Strange to say, when I got on to the boat and was on my way home, I felt that a quarter of an hour was like a long year. When I arrived at home, I went to pay my respects to my mother and then entered my room. Yun stood up to welcome me, and we held each other's hands in silence, and it seemed then that our souls had melted away or evaporated like a mist. My ears tingled and I did not where I was.
It was in the sixth moon, then, and the rooms were very hot. Luckily, we were next door to the Lotus Lover's Lodge of the Ts'anglang Pavilion on the east. Over the bridge, there was an open hall overlooking the water, called "After My Heart"-the reference was to an old poem: "When the water is clear, I will wash the tassels of my hat, and when the water is muddy, I will wash my feet." By the side of the eaves, there was an old tree which spread its green shade over the window, and made the people's faces look green with it, and across the creek, you could see people passing to and fro.

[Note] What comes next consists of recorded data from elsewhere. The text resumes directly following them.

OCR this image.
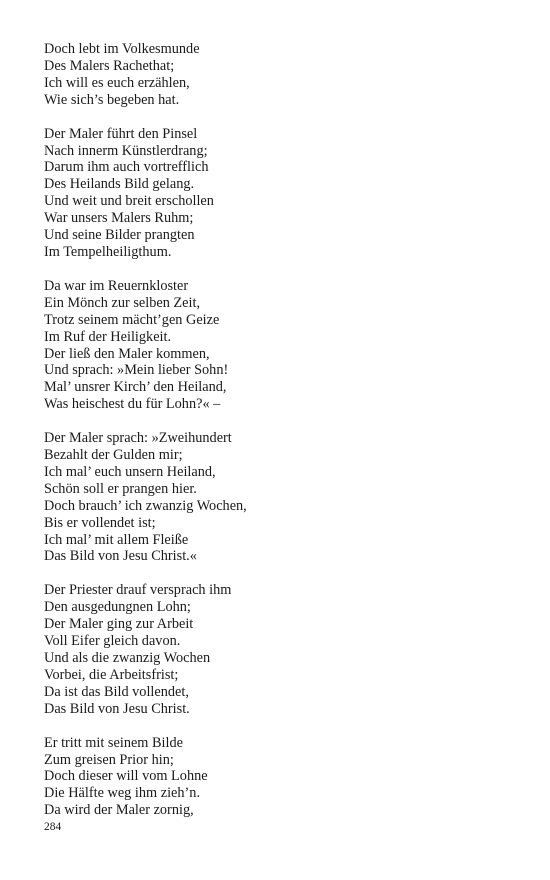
Doch lebt im Volkesmunde
Des Malers Rachethat;
Ich will es euch erzählen,
Wie sich’s begeben hat.
Der Maler führt den Pinsel
Nach innerm Künstlerdrang;
Darum ihm auch vortrefflich
Des Heilands Bild gelang.
Und weit und breit erschollen
War unsers Malers Ruhm;
Und seine Bilder prangten
Im Tempelheiligthum.
Da war im Reuernkloster
Ein Mönch zur selben Zeit,
Trotz seinem mächt’gen Geize
Im Ruf der Heiligkeit.
Der ließ den Maler kommen,
Und sprach: »Mein lieber Sohn!
Mal’ unsrer Kirch’ den Heiland,
Was heischest du für Lohn?« –
Der Maler sprach: »Zweihundert
Bezahlt der Gulden mir;
Ich mal’ euch unsern Heiland,
Schön soll er prangen hier.
Doch brauch’ ich zwanzig Wochen,
Bis er vollendet ist;
Ich mal’ mit allem Fleiße
Das Bild von Jesu Christ.«
Der Priester drauf versprach ihm
Den ausgedungnen Lohn;
Der Maler ging zur Arbeit
Voll Eifer gleich davon.
Und als die zwanzig Wochen
Vorbei, die Arbeitsfrist;
Da ist das Bild vollendet,
Das Bild von Jesu Christ.
Er tritt mit seinem Bilde
Zum greisen Prior hin;
Doch dieser will vom Lohne
Die Hälfte weg ihm zieh’n.
Da wird der Maler zornig,
284
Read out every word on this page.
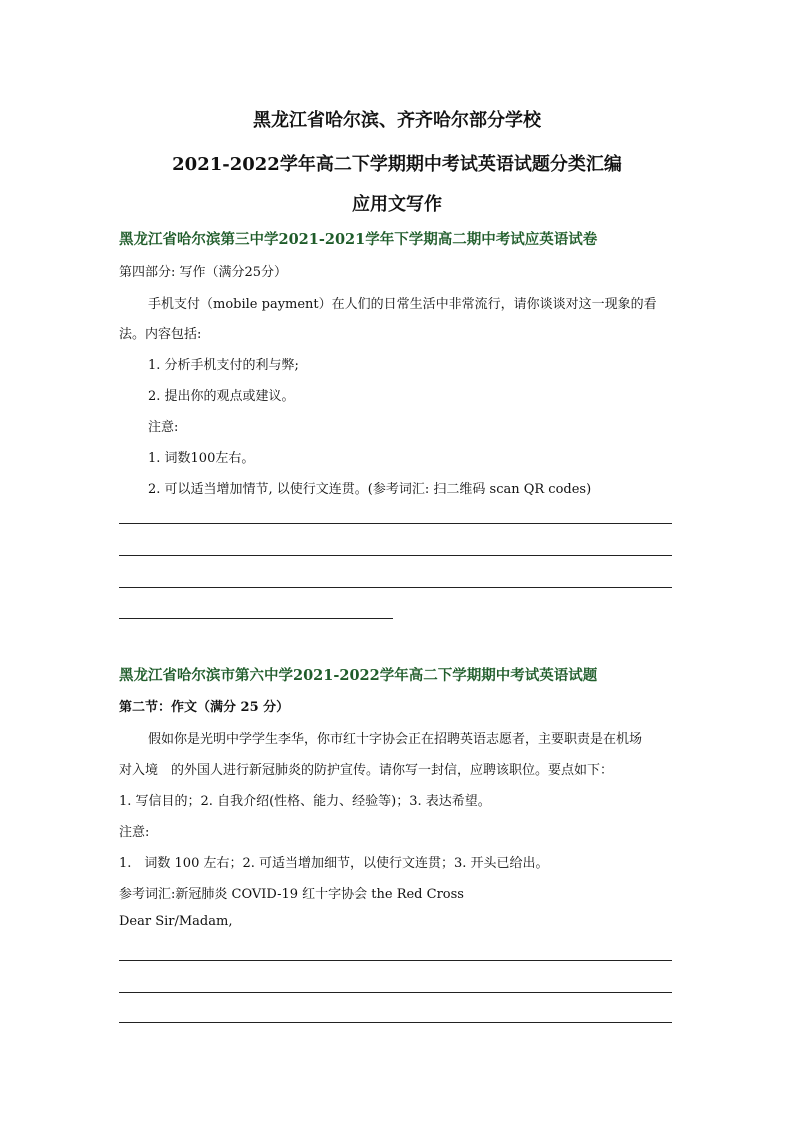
黑龙江省哈尔滨、齐齐哈尔部分学校
2021-2022学年高二下学期期中考试英语试题分类汇编
应用文写作
黑龙江省哈尔滨第三中学2021-2021学年下学期高二期中考试应英语试卷
第四部分: 写作（满分25分）
手机支付（mobile payment）在人们的日常生活中非常流行，请你谈谈对这一现象的看
法。内容包括:
1. 分析手机支付的利与弊;
2. 提出你的观点或建议。
注意:
1. 词数100左右。
2. 可以适当增加情节, 以使行文连贯。(参考词汇: 扫二维码 scan QR codes)
黑龙江省哈尔滨市第六中学2021-2022学年高二下学期期中考试英语试题
第二节：作文（满分 25 分）
假如你是光明中学学生李华，你市红十字协会正在招聘英语志愿者，主要职责是在机场
对入境　的外国人进行新冠肺炎的防护宣传。请你写一封信，应聘该职位。要点如下：
1. 写信目的；2. 自我介绍(性格、能力、经验等)；3. 表达希望。
注意:
1.　词数 100 左右；2. 可适当增加细节，以使行文连贯；3. 开头已给出。
参考词汇:新冠肺炎 COVID-19 红十字协会 the Red Cross
Dear Sir/Madam,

This was where my father used to entertain his guests inside the bamboo-framed curtains.
I asked for permission from my mother tobring Yun and stay there for the summer. She stopped embroidery during the summer months because of the heat, and the whole day long, we were either reading together or discussing the ancient things, or else enjoying the moon and passing judgments on the flowers. Yun could not drink, but could take at most three cups when compelled to. I taught her literary games in which the loser had to drink. We thought there could not be a more happy life on earth than this.